Is that clear? Anyone see it as useful?

--M. J. Young

[ffilz]

Interesting mechanic. Actually, a difficulty 2 is automatic success also since a 2+ on the d20 succeeds, and a 1 is re-rolled.

Basically what this mechanic does is fairly simply take any difficulty you don't automatically succeed at and evenly distribute the probability (for example, if A+2S=15, difficulty 16 is 100% success, 17 is 80%, 18 is 60%, 19 is 40%, and 20 is 20%, for A+2S=10, diffuculty 11 is 100%, 12 is 90%, 13 is 80%...20 is 10%). It also means no one ever has no chance of success with any difficulty (worst chance of success is 5.2% for A+2S=1 against a diffiuclty 20). It also provides accelerating benefits for better A+2S (for a 20 difficulty, percentages go 5.2%, 5.5%, 5.8%, 6.2%, 6.6%, 7.1%, 7.6%, 8.3%, 9%, 10%, 11.1%, 12.5%, 14.2%, 16.6%, 20%, for a 10 difficulty it goes 57.8%, 61.1%, 64.7%, 68.7%, 73.3%, 78.5%, 84.6%, 91.6%, 100%).

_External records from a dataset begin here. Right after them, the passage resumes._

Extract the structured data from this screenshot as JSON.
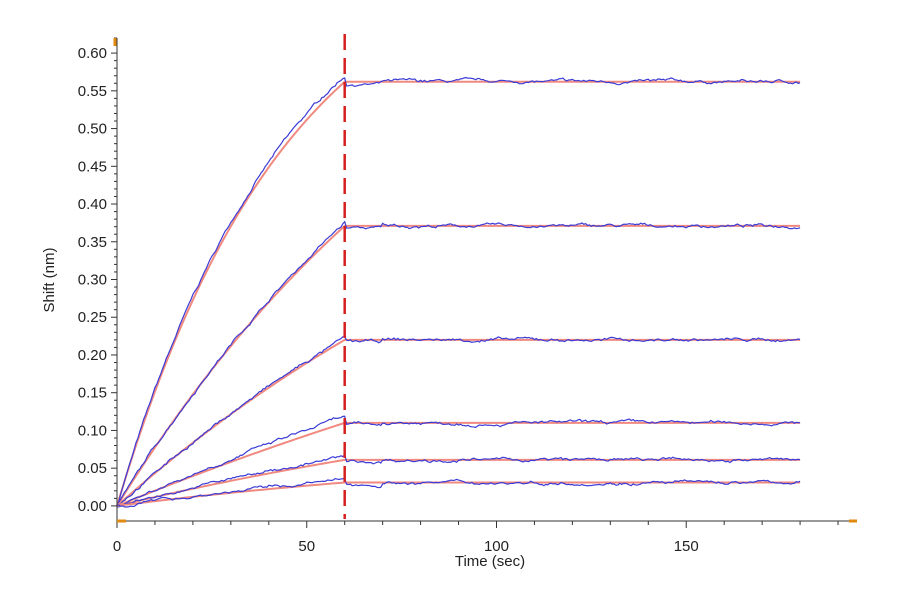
{
  "chart_data": {
    "type": "line",
    "xlabel": "Time (sec)",
    "ylabel": "Shift (nm)",
    "xlim": [
      0,
      195
    ],
    "ylim": [
      -0.02,
      0.62
    ],
    "x_ticks": [
      0,
      50,
      100,
      150
    ],
    "y_ticks": [
      0.0,
      0.05,
      0.1,
      0.15,
      0.2,
      0.25,
      0.3,
      0.35,
      0.4,
      0.45,
      0.5,
      0.55,
      0.6
    ],
    "association_end": 60,
    "x_end": 180,
    "grid": false,
    "colors": {
      "measured": "#3b3bd6",
      "fit": "#f08a80",
      "divider": "#d62020",
      "axis": "#333333",
      "corner_marker": "#e08a10"
    },
    "series": [
      {
        "values": {
          "plateau_measured": 0.57,
          "plateau_fit": 0.562,
          "k": 0.022
        }
      },
      {
        "values": {
          "plateau_measured": 0.375,
          "plateau_fit": 0.371,
          "k": 0.0095
        }
      },
      {
        "values": {
          "plateau_measured": 0.222,
          "plateau_fit": 0.22,
          "k": 0.007
        }
      },
      {
        "values": {
          "plateau_measured": 0.118,
          "plateau_fit": 0.11,
          "k": 0.004
        }
      },
      {
        "values": {
          "plateau_measured": 0.065,
          "plateau_fit": 0.061,
          "k": 0.006
        }
      },
      {
        "values": {
          "plateau_measured": 0.034,
          "plateau_fit": 0.031,
          "k": 0.008
        }
      }
    ]
  }
}
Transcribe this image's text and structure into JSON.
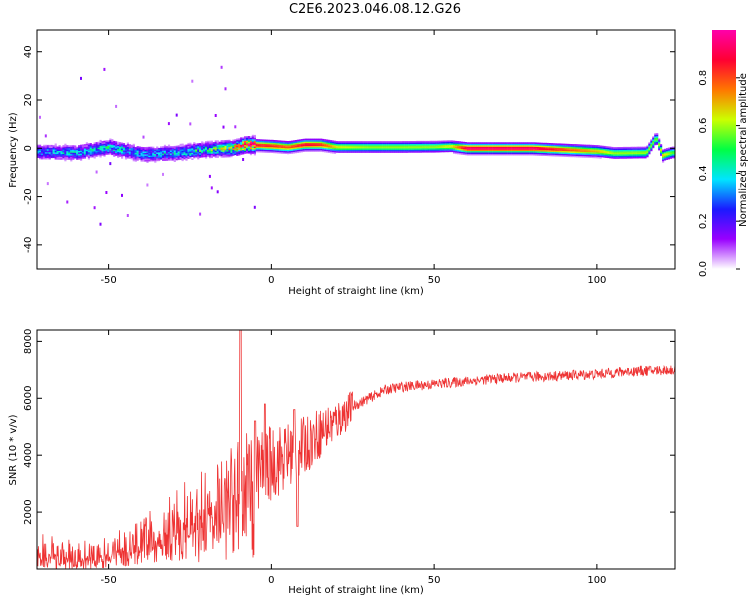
{
  "title": "C2E6.2023.046.08.12.G26",
  "chart_data": [
    {
      "type": "heatmap",
      "xlabel": "Height of straight line (km)",
      "ylabel": "Frequency (Hz)",
      "xlim": [
        -72,
        124
      ],
      "ylim": [
        -50,
        49
      ],
      "xticks": [
        -50,
        0,
        50,
        100
      ],
      "yticks": [
        40,
        20,
        0,
        -20,
        -40
      ],
      "colorbar": {
        "label": "Normalized spectral amplitude",
        "range": [
          0,
          1
        ],
        "ticks": [
          "0.0",
          "0.2",
          "0.4",
          "0.6",
          "0.8"
        ],
        "tick_values": [
          0,
          0.2,
          0.4,
          0.6,
          0.8
        ],
        "colormap": [
          "#ffffff",
          "#9900ff",
          "#1a1aff",
          "#00e5ff",
          "#00ff44",
          "#ccff00",
          "#ff7700",
          "#ff0033",
          "#ff00aa"
        ]
      },
      "ridge": {
        "description_values": "dominant frequency vs height",
        "x": [
          -72,
          -60,
          -50,
          -40,
          -30,
          -20,
          -12,
          -8,
          0,
          5,
          10,
          15,
          20,
          30,
          40,
          50,
          55,
          60,
          80,
          100,
          105,
          115,
          118,
          120,
          121,
          123
        ],
        "y": [
          -1.5,
          -1.8,
          0.5,
          -2.5,
          -2.0,
          -0.5,
          0,
          1.5,
          1.0,
          0.5,
          1.5,
          1.5,
          0.5,
          0.5,
          0.5,
          0.6,
          0.8,
          0,
          0,
          -1.2,
          -2,
          -1.8,
          4.5,
          -3,
          -2.5,
          -1.8
        ],
        "peak_amplitude": [
          0.3,
          0.35,
          0.4,
          0.35,
          0.35,
          0.45,
          0.6,
          0.9,
          0.85,
          0.8,
          0.9,
          0.85,
          0.65,
          0.6,
          0.6,
          0.6,
          0.65,
          0.95,
          0.95,
          0.7,
          0.6,
          0.6,
          0.55,
          0.7,
          0.65,
          0.55
        ]
      }
    },
    {
      "type": "line",
      "xlabel": "Height of straight line (km)",
      "ylabel": "SNR (10 * v/v)",
      "xlim": [
        -72,
        124
      ],
      "ylim": [
        0,
        8400
      ],
      "xticks": [
        -50,
        0,
        50,
        100
      ],
      "yticks": [
        2000,
        4000,
        6000,
        8000
      ],
      "color": "#ee3333",
      "trend": {
        "x": [
          -72,
          -65,
          -60,
          -55,
          -50,
          -45,
          -40,
          -35,
          -30,
          -25,
          -20,
          -15,
          -10,
          -8,
          -5,
          0,
          5,
          10,
          15,
          20,
          25,
          30,
          35,
          40,
          50,
          60,
          70,
          80,
          90,
          100,
          110,
          124
        ],
        "y": [
          700,
          500,
          450,
          500,
          600,
          800,
          1000,
          1400,
          1700,
          2000,
          2200,
          2500,
          2900,
          3000,
          3400,
          3700,
          4000,
          4300,
          4800,
          5200,
          5700,
          6000,
          6300,
          6400,
          6500,
          6600,
          6700,
          6750,
          6800,
          6850,
          6950,
          7000
        ]
      },
      "peaks": {
        "x": [
          -9.5,
          -5,
          -2,
          7,
          8
        ],
        "y": [
          8400,
          5200,
          5800,
          5600,
          1500
        ]
      }
    }
  ]
}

Fiddling around with the <= and >= changes things slightly, but doesn't change the basic flavor. I might be inclined to have the re-roll only on a roll < A+2S instead of <=.

Why not rate skills 0-10 though?

Frank

[ffilz]

Hmm, just did the computations for 2d10. Very different table. A 20 always remains hard, rising to at best a 6.6% chance of success with A+2S=15 (from a 1% chance of success for low A+2S). Difficulties >= 12 become universally harder. Difficulties <= 8 become universaly easier. Difficulties from 9-11 become eaiser or hader depending on A+2S:

A+2S 1: 9-11 are easier
A+2S 2: 9-10 are easier, 11 is the same
A+2S 3: 9-10 are easier, 11 is harder
A+2S 4: 9 is easier, 10-11 is harder
A+2S 5: 9 is the same, 10-11 is harder
A+2S 6+: 9-11 are harder

If desired, I could post the C code I used to make these analysises.

Frank

[M. J. Young]

I knew some of that already, but it's good to see it in print.

Why not rate skills 0-10 though?

Actually, because those were the numbers Cruciel was using in his riddle, and I had been thinking in those terms when I was toying with the idea. Changing it to 1-10 is something I considered, but since that's an easy enough change for anyone to make (and I did specify that the details were more there for purposes of illustration) I didn't bother with it.

Personally, yes, I would change it to 1-10.

--M. J. Young